Durante os dias que lá estávamos, fizemos churrascos,
chocolates, angu a mineira, péla égua, feijoada,
tudo para matar a fome e nos esquentar do frio, na última
noite o termômetro marcou 3 Cº dentro da barraca.
Cada um usando 3 blusas de frio, 3 calças, 3 pares de
meias, 2 pares de luvas, 1 toca, e ainda assim era possível
sentir uma pequena sensação do frio que lá
fazia.
No
dia seguinte, 30, a visita foi ao Vale Encantado, um Vale com
contínuas cachoeiras, onde a água marca seus –
3 Cº (aprox.), que mesmo com essa temperatura baixa, Evaristo
e Samir foram os corajosos que entraram de mergulho nas águas
cristalinas do Vale. Naquela tarde podemos também assistir
aos saltos de parapente que alguns esportistas estavam realizando
próximo ao acampamento. Por volta de 1859, D. Pedro II
ordenou que fosse colocada na parte mais alta do Caparaó
uma bandeira do Brasil, daí surgiu o nome Pico da Bandeira,
bandeira esta que se acabou devido aos turistas que lá
chegavam cortarem um pedaço dela para guardar de recordação.
Descendo
do parque paramos ainda para visitar o Vale Verde, visita essa
que não demorou muito devido o anoitecer, o que não
nos possibilitou uma vista clara do ambiente. Mas como todos
já conheciam bem o parque ficamos tranqüilos, a
não ser Samir que só poderá ver o Vale
Verde agora na próxima ida ao Parque. Terminamos de descer
para o portal, onde fizemos à última foto no Parque.

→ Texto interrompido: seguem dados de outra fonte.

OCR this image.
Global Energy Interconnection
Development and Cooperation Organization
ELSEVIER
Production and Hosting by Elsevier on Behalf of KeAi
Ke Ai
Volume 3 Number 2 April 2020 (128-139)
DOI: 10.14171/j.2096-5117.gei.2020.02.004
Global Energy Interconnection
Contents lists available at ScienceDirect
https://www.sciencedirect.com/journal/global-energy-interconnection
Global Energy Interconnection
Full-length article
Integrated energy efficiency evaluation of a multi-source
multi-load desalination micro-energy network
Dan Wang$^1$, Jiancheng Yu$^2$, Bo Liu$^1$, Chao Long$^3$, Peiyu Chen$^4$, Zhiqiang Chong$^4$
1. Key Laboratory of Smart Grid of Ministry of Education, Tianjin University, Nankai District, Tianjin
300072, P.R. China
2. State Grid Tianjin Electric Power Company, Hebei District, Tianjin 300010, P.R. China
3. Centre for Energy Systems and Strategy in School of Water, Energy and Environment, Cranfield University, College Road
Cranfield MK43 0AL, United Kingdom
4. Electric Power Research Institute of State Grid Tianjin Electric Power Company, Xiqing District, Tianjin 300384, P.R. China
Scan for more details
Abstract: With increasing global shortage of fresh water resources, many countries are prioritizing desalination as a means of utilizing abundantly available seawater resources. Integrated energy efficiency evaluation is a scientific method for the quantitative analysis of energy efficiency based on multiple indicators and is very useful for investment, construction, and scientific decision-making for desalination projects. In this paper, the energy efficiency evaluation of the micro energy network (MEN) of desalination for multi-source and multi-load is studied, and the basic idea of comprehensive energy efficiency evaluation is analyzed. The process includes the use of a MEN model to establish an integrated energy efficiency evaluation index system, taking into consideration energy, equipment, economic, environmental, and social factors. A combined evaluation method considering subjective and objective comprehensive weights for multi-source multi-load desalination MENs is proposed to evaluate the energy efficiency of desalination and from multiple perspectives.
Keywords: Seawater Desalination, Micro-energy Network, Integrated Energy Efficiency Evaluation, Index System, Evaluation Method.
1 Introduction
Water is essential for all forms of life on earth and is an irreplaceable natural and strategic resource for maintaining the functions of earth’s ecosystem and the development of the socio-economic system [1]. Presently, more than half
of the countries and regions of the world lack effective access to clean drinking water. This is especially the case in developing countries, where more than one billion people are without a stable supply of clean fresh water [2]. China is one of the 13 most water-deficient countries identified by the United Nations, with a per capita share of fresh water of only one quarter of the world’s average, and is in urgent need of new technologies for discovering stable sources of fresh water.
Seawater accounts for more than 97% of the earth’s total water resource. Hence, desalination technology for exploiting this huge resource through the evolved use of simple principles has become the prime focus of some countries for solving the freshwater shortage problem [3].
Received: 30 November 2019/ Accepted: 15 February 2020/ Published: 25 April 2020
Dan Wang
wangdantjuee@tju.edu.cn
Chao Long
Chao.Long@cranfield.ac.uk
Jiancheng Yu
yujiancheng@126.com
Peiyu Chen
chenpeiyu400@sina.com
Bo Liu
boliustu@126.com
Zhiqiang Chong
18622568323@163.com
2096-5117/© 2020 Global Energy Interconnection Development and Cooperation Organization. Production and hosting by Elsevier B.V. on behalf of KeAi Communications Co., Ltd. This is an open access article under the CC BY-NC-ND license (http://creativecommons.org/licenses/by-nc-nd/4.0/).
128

Logo entramos nos carros e partimos atrás de uma boa
pizzaria que fomos encontrar apenas em Espera Feliz –
MG,saboreamos duas belas pizzas Portuguesas, depois passamos
na cidade de Guaçuí – ES para ver a movimentação
do show do Calypso e em seguida voltamos para Calçado
aonde chegamos às 00 horas e 20 minutos. (Mais fotos
no fash broinha)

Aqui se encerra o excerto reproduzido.